Mas desde o golpe de 2016, vêm crescendo os entraves a realização da reforma agrária, seja por meio do Decreto nº 9.311, de 15 de março de 2018, que a pretexto de regulamentar a Lei nº 8.629/1993, redefine o conceito e cujo art. 2º considera como “o conjunto de medidas que visam a realizar uma melhor distribuição da terra com acesso a políticas públicas para promover o desenvolvimento social e econômico das famílias beneficiárias”, retirando do conceito o objetivo de se realizar modificações no regime de posse e uso da terra. Este “novo” conceito claramente retira um aspecto fundamental para a efetiva realização da reforma agrária que é apresentar uma justificativa da intervenção do Estado, no sentido de redimensionar a estrutura agrária do país, com o propósito de resumi-la a mera distribuição de terras, quando aquela é antes de tudo um debate sobre mudar o modelo de ocupação da terra como forma de democratizar a propriedade do uso da terra, que gera o legítimo reconhecimento social do direito a propriedade.
Ao limitar o modelo de distribuição da terra como um direito de ocupação individual sem conexão com a reforma agrária, se facilita a médio prazo a inserção destas áreas no mercado de terras, por isso a Lei nº 13.465/2017, alterou o § 14 do art. 18 da Lei Federal nº 8.629/93, vedando a interpretação de que a concessão do título de domínio coletivo, provisório ou definitivo, seja emitido a favor de pessoa jurídica, uma clara tentativa de impedir a titulação coletiva a favor das comunidades tradicionais, que como clientes da reforma agrária, desejam modificações no regime de posse e uso da terra para a efetiva construção de sua liberdade.

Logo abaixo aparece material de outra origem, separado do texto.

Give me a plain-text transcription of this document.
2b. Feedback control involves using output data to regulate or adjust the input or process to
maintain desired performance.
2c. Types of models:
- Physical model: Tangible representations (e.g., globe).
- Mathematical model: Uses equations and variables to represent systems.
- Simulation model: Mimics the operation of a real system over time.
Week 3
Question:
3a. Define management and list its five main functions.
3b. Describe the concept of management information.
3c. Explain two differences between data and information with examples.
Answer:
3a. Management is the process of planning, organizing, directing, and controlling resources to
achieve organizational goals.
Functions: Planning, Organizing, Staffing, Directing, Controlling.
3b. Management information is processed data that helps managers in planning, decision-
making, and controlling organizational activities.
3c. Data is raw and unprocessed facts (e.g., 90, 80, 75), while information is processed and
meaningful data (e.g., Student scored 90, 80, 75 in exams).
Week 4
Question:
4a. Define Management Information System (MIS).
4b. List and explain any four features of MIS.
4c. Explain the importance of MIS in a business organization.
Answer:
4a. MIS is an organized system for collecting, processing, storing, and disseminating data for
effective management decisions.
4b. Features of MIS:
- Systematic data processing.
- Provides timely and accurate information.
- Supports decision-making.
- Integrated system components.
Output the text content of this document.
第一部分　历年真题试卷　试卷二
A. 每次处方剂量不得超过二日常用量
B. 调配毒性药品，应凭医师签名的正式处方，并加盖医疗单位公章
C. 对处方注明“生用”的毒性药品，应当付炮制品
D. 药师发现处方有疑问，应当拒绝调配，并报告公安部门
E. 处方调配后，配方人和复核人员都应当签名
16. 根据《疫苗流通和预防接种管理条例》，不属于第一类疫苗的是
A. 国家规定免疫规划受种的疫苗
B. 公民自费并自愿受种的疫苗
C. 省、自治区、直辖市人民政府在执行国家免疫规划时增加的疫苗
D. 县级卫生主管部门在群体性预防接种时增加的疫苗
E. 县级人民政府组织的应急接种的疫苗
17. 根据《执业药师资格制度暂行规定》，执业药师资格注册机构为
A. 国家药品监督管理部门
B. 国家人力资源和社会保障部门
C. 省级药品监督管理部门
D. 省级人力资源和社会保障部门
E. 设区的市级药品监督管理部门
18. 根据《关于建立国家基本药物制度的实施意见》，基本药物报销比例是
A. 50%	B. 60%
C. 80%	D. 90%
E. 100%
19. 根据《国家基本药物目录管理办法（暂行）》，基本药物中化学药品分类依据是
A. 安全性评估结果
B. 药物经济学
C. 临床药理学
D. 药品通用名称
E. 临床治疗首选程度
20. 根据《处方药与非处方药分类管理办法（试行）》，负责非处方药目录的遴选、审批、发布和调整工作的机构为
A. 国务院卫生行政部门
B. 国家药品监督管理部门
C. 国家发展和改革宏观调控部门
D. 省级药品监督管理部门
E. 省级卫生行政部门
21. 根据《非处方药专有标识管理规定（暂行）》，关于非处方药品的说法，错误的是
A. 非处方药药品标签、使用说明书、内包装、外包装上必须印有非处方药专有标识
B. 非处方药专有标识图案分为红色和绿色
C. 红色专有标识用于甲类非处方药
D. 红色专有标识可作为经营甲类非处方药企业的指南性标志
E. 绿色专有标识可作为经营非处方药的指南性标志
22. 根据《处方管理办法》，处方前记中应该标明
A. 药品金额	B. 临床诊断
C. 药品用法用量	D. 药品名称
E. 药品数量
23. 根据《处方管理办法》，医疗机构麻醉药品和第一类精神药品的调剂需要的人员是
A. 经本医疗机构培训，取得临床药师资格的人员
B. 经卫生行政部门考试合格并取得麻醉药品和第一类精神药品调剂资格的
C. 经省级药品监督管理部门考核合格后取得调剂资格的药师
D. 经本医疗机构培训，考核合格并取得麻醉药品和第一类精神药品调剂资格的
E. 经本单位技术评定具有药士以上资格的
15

A crescente alteração dos marcos normativos para legitimar o modelo de propriedade mercadoria, é reforçado quando a Lei nº 11.952/2009, que trata da regularização fundiária das ocupações incidentes em áreas da união na Amazônia Legal, que desde a sua redação originária, inclui entre os Requisitos subjetivos para a regularização da ocupação, previstos no art. 5º, inc. II, não ser proprietário de imóvel rural em qualquer parte do território nacional.
Entretanto, esta vedação foi suavizada com a alteração do art. 38 da Lei nº 11.952/2009, pela Lei nº 13.465/2017, que não previa a possibilidade do requerente da venda direta possuir mais de uma propriedade, a partir da MP 759, de 22 de dezembro de 2016, no governo Temer, passou a ser possível ser proprietário de outro imóvel, e consolidada com a alteração legislativa, mas em ambos os casos ainda se determina a observância do referido art. 5º, o que revela uma contradição.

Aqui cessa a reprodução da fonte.